# Service transmission, StabiliTrak, and traction control warnings came on same time



## Renwo (Jan 29, 2014)

Hi guys,

I have a 2014 Cruze diesel (128k miles).

Tonight while going up a hill at around 70 mph on the highway I had 3 warnings come up in my dash (Service transmission, StabiliTrak, and traction control). Luckily my exit was about 6 miles from this happening and when I got off the exit the transmission would not shift up past first gear from a red light. So I limped home at 4k RPM. Got home, restarted the car and the warnings went away, took it for a drive for about 10 minutes and it seemed to shift normally.

This has happened before at around 90k miles, car was shifting down coming to a stop sign at around 30 mph and all 3 warnings came on. I don't remember if it shifted up afterwards since I was 30 seconds from my driveway. Restarted and everything was back to normal. Since that happened, I went and had the transmission drained and refilled at a GM dealer at around 92k miles (not flushed, just drain and refill).

Any thoughts or suggestions?


----------



## Thebigzeus (Dec 2, 2018)

Need to know the codes when it happens from a code reader. Those are simply systems disabled when the ECM detects some sort of fault.


----------



## Renwo (Jan 29, 2014)

Thebigzeus said:


> Need to know the codes when it happens from a code reader.
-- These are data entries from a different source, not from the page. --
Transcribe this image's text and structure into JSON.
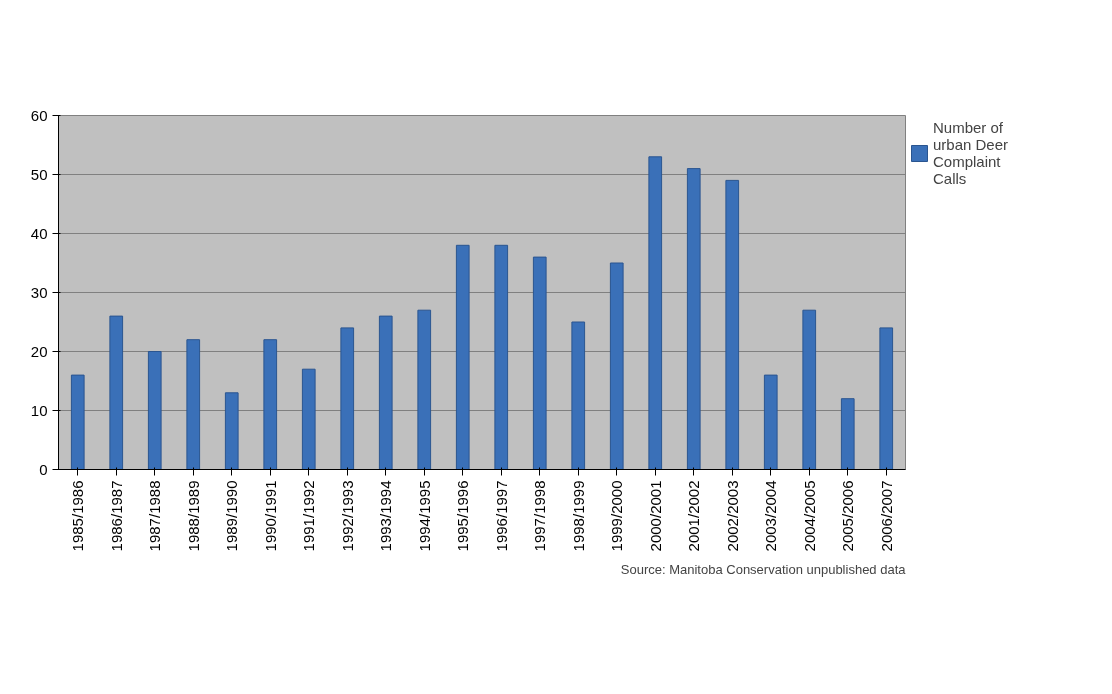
{
  "chart_data": {
    "type": "bar",
    "categories": [
      "1985/1986",
      "1986/1987",
      "1987/1988",
      "1988/1989",
      "1989/1990",
      "1990/1991",
      "1991/1992",
      "1992/1993",
      "1993/1994",
      "1994/1995",
      "1995/1996",
      "1996/1997",
      "1997/1998",
      "1998/1999",
      "1999/2000",
      "2000/2001",
      "2001/2002",
      "2002/2003",
      "2003/2004",
      "2004/2005",
      "2005/2006",
      "2006/2007"
    ],
    "series": [
      {
        "name": "Number of urban Deer Complaint Calls",
        "color": "#3a70b8",
        "values": [
          16,
          26,
          20,
          22,
          13,
          22,
          17,
          24,
          26,
          27,
          38,
          38,
          36,
          25,
          35,
          53,
          51,
          49,
          16,
          27,
          12,
          24
        ]
      }
    ],
    "ylim": [
      0,
      60
    ],
    "yticks": [
      0,
      10,
      20,
      30,
      40,
      50,
      60
    ],
    "grid": "y",
    "legend": "right",
    "annotations": [
      "Source: Manitoba Conservation unpublished data"
    ]
  }
}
Those are simply systems disabled when the ECM detects some sort of fault.


I have a OBDLink MX+ code reader and Grecio, can I just plug it in and read the codes without turning off the engine?


----------



## MP81 (Jul 20, 2015)

Very curious if there are any codes...usually trans codes don't show up with a regular code reader - don't think Torque will pull them up either.

@Snipesy , will Grecio pull trans codes?


----------



## BDCCruze (Jul 12, 2017)

Related to the negative cable replacement?


----------